Bergeser ke Kalimantan Timur, kendala teknis pencairan anggaran ini turut melumpuhkan operasional dapur di Kota Bontang, salah satunya dapur SPPG Bontang Utara 2 yang melayani 2.528 penerima manfaat.

Kepala SPPG Regional Bontang, Surya Dwi Saputra, mengonfirmasi bahwa pihak pengelola terpaksa mengambil keputusan untuk berhenti sementara demi menghindari risiko finansial yang lebih besar akibat keterlambatan pasokan dana operasional dari pusat.

"Benar beberapa dapur berhenti beroperasi. Karena persoalan teknis pembayaran dari pusat. Waktunya kami belum tahu sampai kapan. Tapi semoga saja bisa secepatnya," ujar Surya Dwi Saputra saat dikonfirmasi mengenai mandeknya anggaran dapur MBG.

Selain faktor keterlambatan anggaran, penutupan dapur SPPG di beberapa daerah juga dipicu oleh sanksi tegas pembekuan sementara (suspend) oleh BGN dan masalah kesehatan.

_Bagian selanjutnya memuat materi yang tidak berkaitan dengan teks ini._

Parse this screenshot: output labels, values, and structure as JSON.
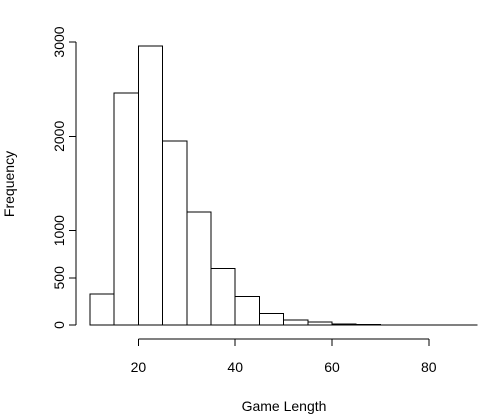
{
  "chart_data": {
    "type": "bar",
    "subtype": "histogram",
    "xlabel": "Game Length",
    "ylabel": "Frequency",
    "bins": [
      {
        "start": 10,
        "end": 15,
        "count": 330
      },
      {
        "start": 15,
        "end": 20,
        "count": 2460
      },
      {
        "start": 20,
        "end": 25,
        "count": 2960
      },
      {
        "start": 25,
        "end": 30,
        "count": 1950
      },
      {
        "start": 30,
        "end": 35,
        "count": 1200
      },
      {
        "start": 35,
        "end": 40,
        "count": 600
      },
      {
        "start": 40,
        "end": 45,
        "count": 300
      },
      {
        "start": 45,
        "end": 50,
        "count": 120
      },
      {
        "start": 50,
        "end": 55,
        "count": 55
      },
      {
        "start": 55,
        "end": 60,
        "count": 30
      },
      {
        "start": 60,
        "end": 65,
        "count": 12
      },
      {
        "start": 65,
        "end": 70,
        "count": 4
      },
      {
        "start": 70,
        "end": 75,
        "count": 2
      },
      {
        "start": 75,
        "end": 80,
        "count": 1
      },
      {
        "start": 80,
        "end": 85,
        "count": 1
      },
      {
        "start": 85,
        "end": 90,
        "count": 1
      }
    ],
    "xlim": [
      10,
      90
    ],
    "ylim": [
      0,
      3000
    ],
    "x_ticks": [
      20,
      40,
      60,
      80
    ],
    "y_ticks": [
      0,
      500,
      1000,
      2000,
      3000
    ],
    "grid": false,
    "legend": "none",
    "colors": {
      "bar_fill": "#ffffff",
      "bar_stroke": "#000000"
    }
  }
}
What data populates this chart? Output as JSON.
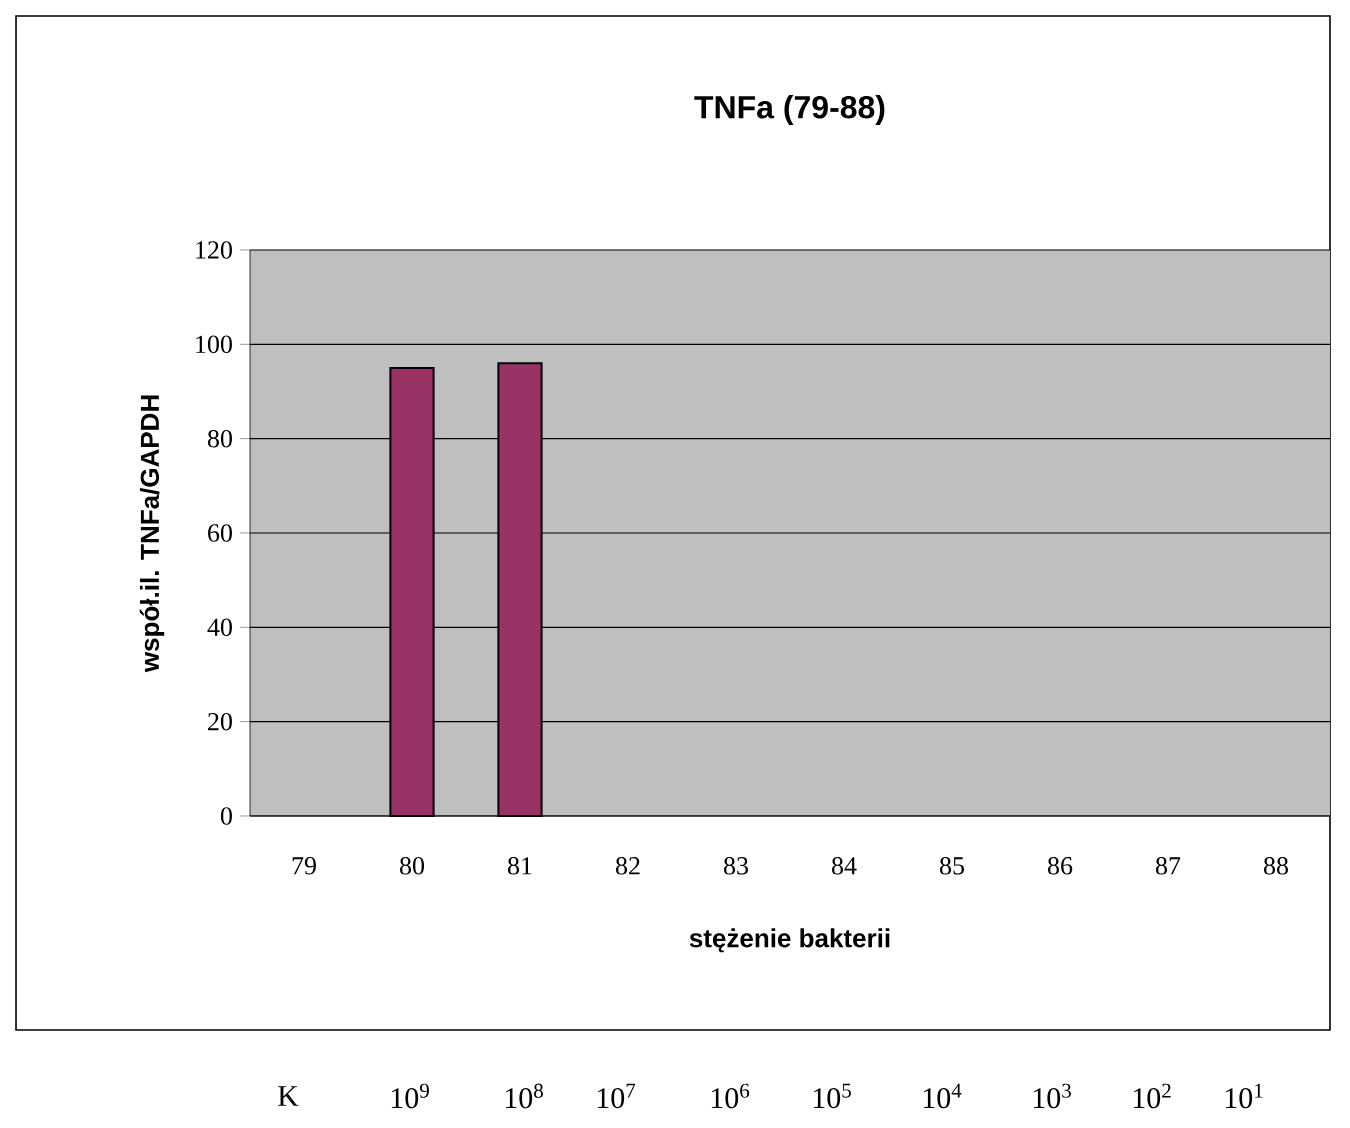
{
  "chart_data": {
    "type": "bar",
    "title": "TNFa (79-88)",
    "xlabel": "stężenie bakterii",
    "ylabel": "współ.il. TNFa/GAPDH",
    "categories": [
      "79",
      "80",
      "81",
      "82",
      "83",
      "84",
      "85",
      "86",
      "87",
      "88"
    ],
    "values": [
      null,
      95,
      96,
      null,
      null,
      null,
      null,
      null,
      null,
      null
    ],
    "color": "#993366",
    "ylim": [
      0,
      120
    ],
    "yticks": [
      0,
      20,
      40,
      60,
      80,
      100,
      120
    ],
    "grid": "y",
    "annotations": [
      "K",
      "10$^{9}$",
      "10$^{8}$",
      "10$^{7}$",
      "10$^{6}$",
      "10$^{5}$",
      "10$^{4}$",
      "10$^{3}$",
      "10$^{2}$",
      "10$^{1}$"
    ]
  }
}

Di Kabupaten Tulungagung, Jawa Timur, sebanyak 18 dari 129 SPPG resmi di-suspendoleh BGN karena kedapatan melanggar aturan standar baku, seperti melakukan monopoli suplier bahan baku yang merugikan UMKM lokal, serta sarana prasarana yang tidak memenuhi standar kelayakan.

Sementara itu, di Kabupaten Bangkalan, Madura, satu dapur terpaksa ditutup sementara menyusul adanya kejadian luar biasa (KLB) dugaan keracunan makanan yang dialami puluhan siswa sekolah.

Menanggapi gelombang penutupan dapur pelayanan gizi di berbagai daerah tersebut, Kepala Badan Gizi Nasional (BGN), Nanik S. Deyang, langsung memberikan klarifikasi resmi di Kompleks Istana Kepresidenan Jakarta.

Ia menegaskan bahwa kabar penghentian permanen penyaluran dana program MBG adalah informasi yang tidak benar (hoaks) dan memastikan operasional di daerah akan segera kembali normal setelah proses pencairan rampung secara bertahap.

"Ada bagian dari hoaks, ada bagian dari, semua sudah dicairkan dari mulai Jumat. Yang 27.877 tadi itu loh, sudah masuk, sudah operasional. Jadi, memang ada beberapa yang apa namanya, yang Jumat itu sudah dicairkan, yang Senin ini juga dicairkan. Jadi tidak ada masalah, ini masalah teknis saja," tegas Nanik S. Deyang dalam konferensi persnya.

BGN menyatakan terus melakukan evaluasi ketat dan koordinasi intensif bersama seluruh koordinator wilayah dan perbankan agar sisa anggaran operasional yang sempat tertahan dapat segera masuk ke rekening virtual masing-masing SPPG minggu ini.

Bagi wilayah yang SPPG-nya terkena sanksisuspend, pihak BGN mengalihkan sementara pelayanan pemberian makanan gratis ke dapur SPPG terdekat lainnya agar hak pemenuhan gizi para siswa di daerah tidak terputus terlalu lama.